Italy’s AI Compliance Push Enters a New Phase
Italy's draft implementing decrees signal a practical shift in AI Act compliance: Companies may soon need stronger evidence of how AI systems are classified, supervised, documented, and controlled.
Italy has taken another step toward making EU Regulation 2024/1689 (the "AI Act") operational on the ground. On June 10, 2026, the Italian government granted preliminary approval to two draft legislative decrees designed to implement Italian Law No. 132/2025 and align Italian law with the AI Act. The first builds the national enforcement framework, addressing authorities, supervision, sanctions, regulatory sandboxes, training, and employment safeguards. The second focuses on law-enforcement use of AI and introduces targeted civil and criminal liability rules. The texts are not yet final, but the trajectory is clear: AI governance in Italy is becoming more structured, documented, and subject to review.
For businesses, the central concern is evidentiary readiness.

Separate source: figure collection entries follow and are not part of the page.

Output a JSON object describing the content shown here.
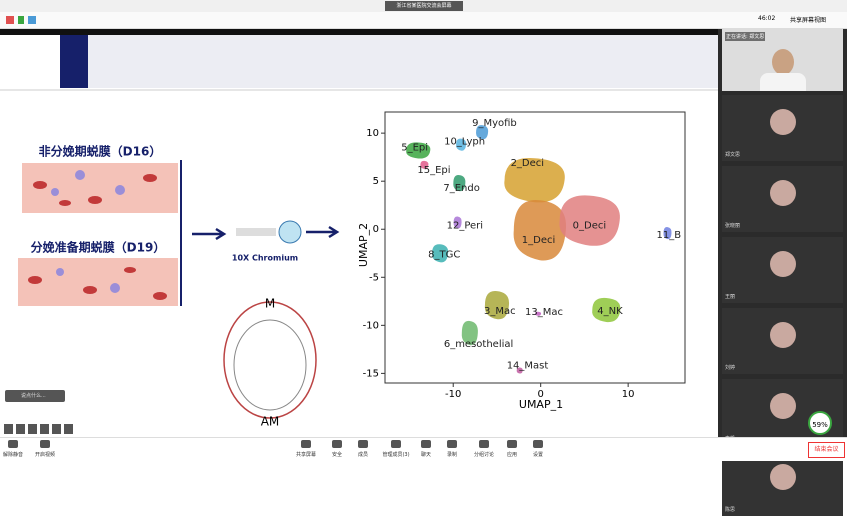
{
  "window_title": "浙江省某医院交流会屏幕",
  "status": {
    "timer": "46:02",
    "view": "共享屏幕视图"
  },
  "slide": {
    "left_labels": [
      "非分娩期蜕膜（D16）",
      "分娩准备期蜕膜（D19）"
    ],
    "chromium": "10X Chromium",
    "diagram_top": "M",
    "diagram_bottom": "AM",
    "comment_placeholder": "说点什么..."
  },
  "chart_data": {
    "type": "scatter",
    "xlabel": "UMAP_1",
    "ylabel": "UMAP_2",
    "xlim": [
      -17.8,
      16.5
    ],
    "ylim": [
      -16,
      12.2
    ],
    "xticks": [
      -10,
      0,
      10
    ],
    "yticks": [
      10,
      5,
      0,
      -5,
      -10,
      -15
    ],
    "series": [
      {
        "name": "9_Myofib",
        "color": "#4a9ad6",
        "x": [
          -6.7
        ],
        "values": [
          10.1
        ]
      },
      {
        "name": "10_Lyph",
        "color": "#58b4e0",
        "x": [
          -9.1
        ],
        "values": [
          8.8
        ]
      },
      {
        "name": "5_Epi",
        "color": "#3aa640",
        "x": [
          -14
        ],
        "values": [
          8.2
        ]
      },
      {
        "name": "2_Deci",
        "color": "#d6a12f",
        "x": [
          -0.7
        ],
        "values": [
          5.1
        ]
      },
      {
        "name": "15_Epi",
        "color": "#e05a8a",
        "x": [
          -13.3
        ],
        "values": [
          6.7
        ]
      },
      {
        "name": "7_Endo",
        "color": "#2e9a6b",
        "x": [
          -9.3
        ],
        "values": [
          4.8
        ]
      },
      {
        "name": "12_Peri",
        "color": "#a974d6",
        "x": [
          -9.5
        ],
        "values": [
          0.7
        ]
      },
      {
        "name": "1_Deci",
        "color": "#d8883a",
        "x": [
          -0.1
        ],
        "values": [
          -0.1
        ]
      },
      {
        "name": "0_Deci",
        "color": "#e07f7f",
        "x": [
          5.6
        ],
        "values": [
          0.9
        ]
      },
      {
        "name": "11_B",
        "color": "#6f7fe0",
        "x": [
          14.5
        ],
        "values": [
          -0.4
        ]
      },
      {
        "name": "8_TGC",
        "color": "#3ab0b0",
        "x": [
          -11.5
        ],
        "values": [
          -2.5
        ]
      },
      {
        "name": "3_Mac",
        "color": "#a9a83a",
        "x": [
          -5
        ],
        "values": [
          -7.9
        ]
      },
      {
        "name": "13_Mac",
        "color": "#c05ac0",
        "x": [
          -0.3
        ],
        "values": [
          -8.8
        ]
      },
      {
        "name": "4_NK",
        "color": "#8ec63a",
        "x": [
          7.5
        ],
        "values": [
          -8.4
        ]
      },
      {
        "name": "6_mesothelial",
        "color": "#6cb86c",
        "x": [
          -8.1
        ],
        "values": [
          -10.8
        ]
      },
      {
        "name": "14_Mast",
        "color": "#c05aa0",
        "x": [
          -2.4
        ],
        "values": [
          -14.7
        ]
      }
    ]
  },
  "speaking": "正在讲话: 郑文思",
  "participants": [
    "郑文思",
    "张晓丽",
    "王丽",
    "刘婷",
    "李凯",
    "陈思"
  ],
  "cpu": "59%",
  "toolbar": [
    "解除静音",
    "开启视频",
    "共享屏幕",
    "安全",
    "成员",
    "管理成员(3)",
    "聊天",
    "录制",
    "分组讨论",
    "应用",
    "设置"
  ],
  "end_button": "结束会议"
}
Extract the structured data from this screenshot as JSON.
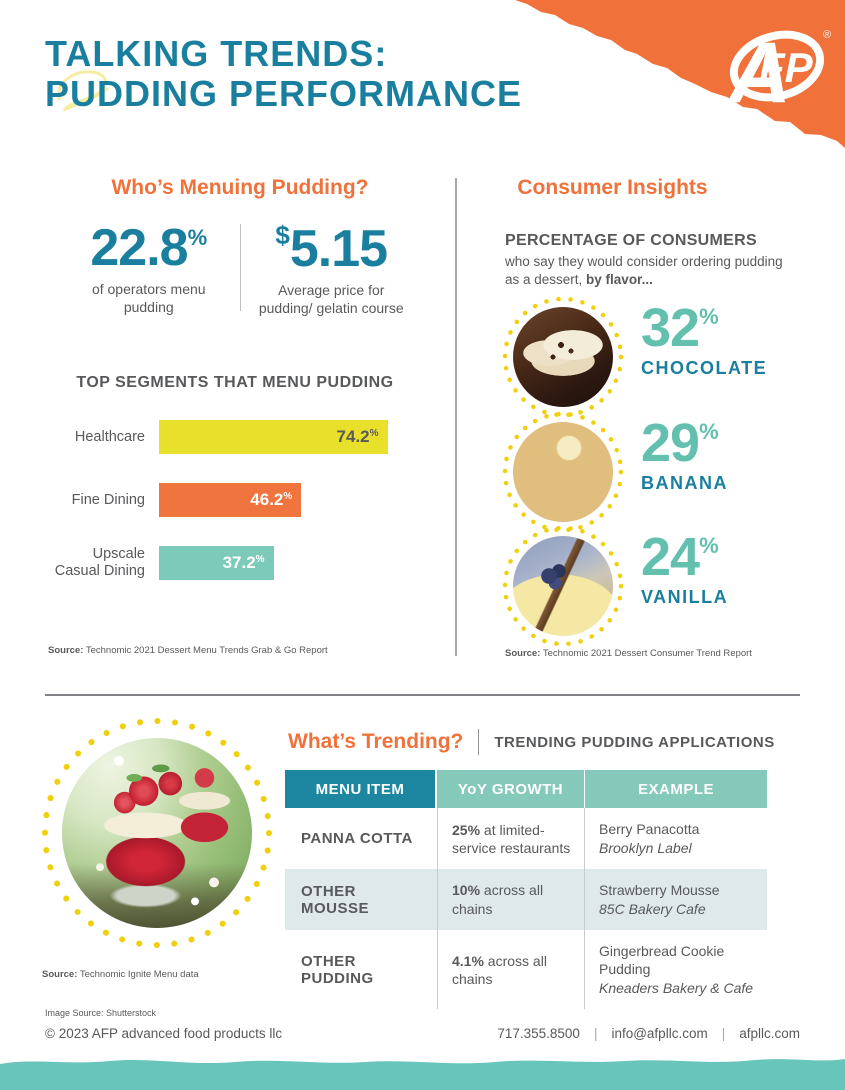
{
  "logo": {
    "a": "A",
    "fp": "FP",
    "reg": "®"
  },
  "header": {
    "title_line1": "TALKING TRENDS:",
    "title_line2": "PUDDING PERFORMANCE"
  },
  "units": {
    "percent": "%",
    "dollar": "$"
  },
  "menuing": {
    "heading": "Who’s Menuing Pudding?",
    "stat1": {
      "value": "22.8",
      "label_line1": "of operators menu",
      "label_line2": "pudding"
    },
    "stat2": {
      "value": "5.15",
      "label_line1": "Average price for",
      "label_line2": "pudding/ gelatin course"
    },
    "source_label": "Source:",
    "source_text": " Technomic 2021 Dessert Menu Trends Grab & Go Report"
  },
  "chart_data": {
    "type": "bar",
    "orientation": "horizontal",
    "title": "TOP SEGMENTS THAT MENU PUDDING",
    "categories": [
      "Healthcare",
      "Fine Dining",
      "Upscale Casual Dining"
    ],
    "values": [
      74.2,
      46.2,
      37.2
    ],
    "labels": [
      "74.2",
      "46.2",
      "37.2"
    ],
    "unit": "%",
    "bar_colors": [
      "#e9e02b",
      "#f0743e",
      "#7dcaba"
    ],
    "xlim": [
      0,
      100
    ],
    "grid": false,
    "legend": false
  },
  "insights": {
    "heading": "Consumer Insights",
    "intro_bold": "PERCENTAGE OF CONSUMERS",
    "intro_line1": "who say they would consider ordering pudding",
    "intro_line2_regular": "as a dessert, ",
    "intro_line2_bold": "by flavor...",
    "flavors": [
      {
        "value": "32",
        "name": "CHOCOLATE"
      },
      {
        "value": "29",
        "name": "BANANA"
      },
      {
        "value": "24",
        "name": "VANILLA"
      }
    ],
    "source_label": "Source:",
    "source_text": " Technomic 2021 Dessert Consumer Trend Report"
  },
  "trending": {
    "heading": "What’s Trending?",
    "subheading": "TRENDING PUDDING APPLICATIONS",
    "columns": [
      "MENU ITEM",
      "YoY GROWTH",
      "EXAMPLE"
    ],
    "rows": [
      {
        "item": "PANNA COTTA",
        "growth_bold": "25%",
        "growth_rest": " at limited-service restaurants",
        "example_name": "Berry Panacotta",
        "example_brand": "Brooklyn Label"
      },
      {
        "item": "OTHER MOUSSE",
        "growth_bold": "10%",
        "growth_rest": " across all chains",
        "example_name": "Strawberry Mousse",
        "example_brand": "85C Bakery Cafe"
      },
      {
        "item": "OTHER PUDDING",
        "growth_bold": "4.1%",
        "growth_rest": " across all chains",
        "example_name": "Gingerbread Cookie Pudding",
        "example_brand": "Kneaders Bakery & Cafe"
      }
    ],
    "source_label": "Source:",
    "source_text": " Technomic Ignite Menu data"
  },
  "footer": {
    "image_source": "Image Source: Shutterstock",
    "copyright": "© 2023 AFP advanced food products llc",
    "phone": "717.355.8500",
    "email": "info@afpllc.com",
    "website": "afpllc.com",
    "separator": "|"
  },
  "colors": {
    "teal": "#1a7f9e",
    "orange": "#f0713a",
    "yellow_bar": "#e9e02b",
    "orange_bar": "#f0743e",
    "seafoam_bar": "#7dcaba",
    "seafoam_number": "#63c0af",
    "dot_yellow": "#f0cf0e",
    "table_header_teal": "#1d87a1",
    "table_header_seafoam": "#85c9ba",
    "row_alt_bg": "#dfe9ea",
    "footer_band": "#67c5bb",
    "text_gray": "#58595b"
  }
}
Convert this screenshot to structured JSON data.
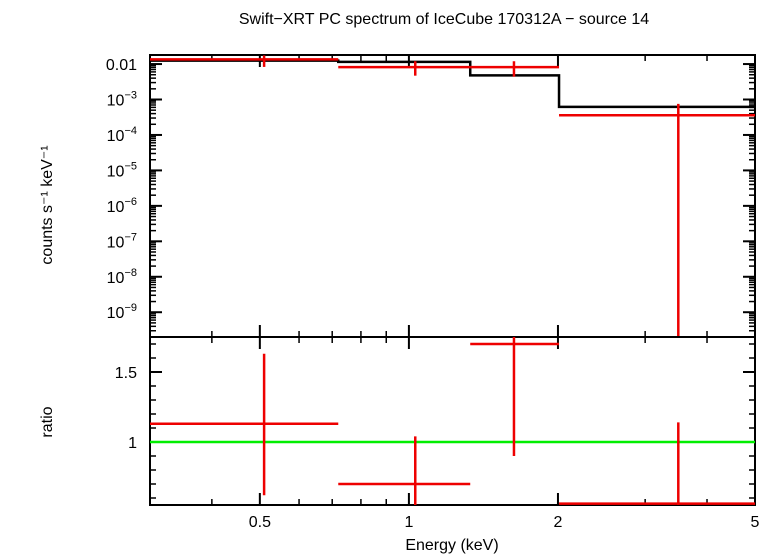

The Agency for Digital Italy (Agenzia per l'Italia Digitale) and the Italian Agency for National Cybersecurity (Agenzia per la Cybersicurezza Nazionale) are expected to anchor the implementation framework, with sector regulators retaining oversight in banking, finance, insurance, data protection, and other regulated markets. Going forward, regulators, courts, employees, counterparties, and insurers will likely demand more than the existence of an AI policy—they will want to see that the company can demonstrate how AI systems are inventoried, classified, tested, monitored, updated, and supervised.
Employment use cases deserve particular attention. Decisions affecting hiring, role changes, termination, discipline, or other employment matters should not be delegated entirely to automated processing. Human review must be meaningful, and employers may be required to explain—through documented human intervention—the AI system's role in the decision and the principal parameters it considered.
Technology providers and deployers should also scrutinize biometric and law-enforcement tools, high-risk AI system classifications, vendor contracts, insurance coverage, trade-secret protections, and litigation preparedness. The next practical steps are straightforward: Map current AI use, confirm AI Act risk classifications, assign accountable owners, strengthen HR and vendor controls, and maintain records demonstrating human oversight and effective risk management.